L'Udc in Regione prende le distanze dalle dimissioni simboliche (ovvero senza conseguenze pratiche) del Pd. E liquida con parole chiare il modo di fare opposizione della sinistra, proponendo una giunta istituzionale e una specie di terza via. A parlare è il capogruppo, Gianmarco Quadrini: «Non ci facciamo tirare la giacca da nessuno: in questa guerra tra dimissioni solo annunciate, isterici arroccamenti e difese d'ufficio noi andiamo avanti per la nostra strada credendo ancora nella responsabilità istituzionale». Quadrini rivendica «la posizione terza dell'Udc, fuori dagli schemi consunti ed inconcludenti di un bipolarismo muscolare che nel 2010 hanno portato allo scontro per le regionali Formigoni e Penati».
Quadrini rievoca la candidatura di Savino Pezzotta, per ricordare come il partito di Casini a Milano abbia preso le distanze sia dal candidato di Pdl e Lega, Roberto Formigoni, che da quello del Pd, di Sel e Italia dei valori, ovvero Filippo Penati. «Sarebbe un'imperdonabile leggerezza dimenticare i valori e le analisi in campo alle scorse regionali» dice Quadrini, convinto che «questo schema ha semplicemente fallito», perché «i fatti giudiziari e lo stallo politico- amministrativo in Regione Lombardia sono la certificazione dei miseri risultati di un modello che oggi dovrebbe essere sostituito da più ampia responsabilità e severità di analisi di fronte alla grande crisi economica e morale che colpisce anche la nostra regione».
Quadrini ripropone un vecchio leit motiv dell'Udc lombarda, ovvero l'ipotesi di un governo istituzionale per affrontare i temi economici, sul modello di quello romano.
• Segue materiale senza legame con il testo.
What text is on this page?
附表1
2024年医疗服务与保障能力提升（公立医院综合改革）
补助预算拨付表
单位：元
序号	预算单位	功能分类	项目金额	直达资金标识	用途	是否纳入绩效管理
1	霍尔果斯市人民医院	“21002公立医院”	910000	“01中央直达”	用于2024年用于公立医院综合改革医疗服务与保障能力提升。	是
Con la differenza che in Lombardia a guidarlo non potrebbe che essere Formigoni: «Piuttosto che dimettersi o avvilupparsi in una spirale senza ritorno, il presidente Formigoni e il Pd dovrebbero ascoltarci e aprirsi alla ricerca di una possibile governabilità di salvaguardia regionale su un programma anticrisi di pochi punti concreti e ridare a Regione Lombardia trasparenza, credibilità ed economicità gestionale.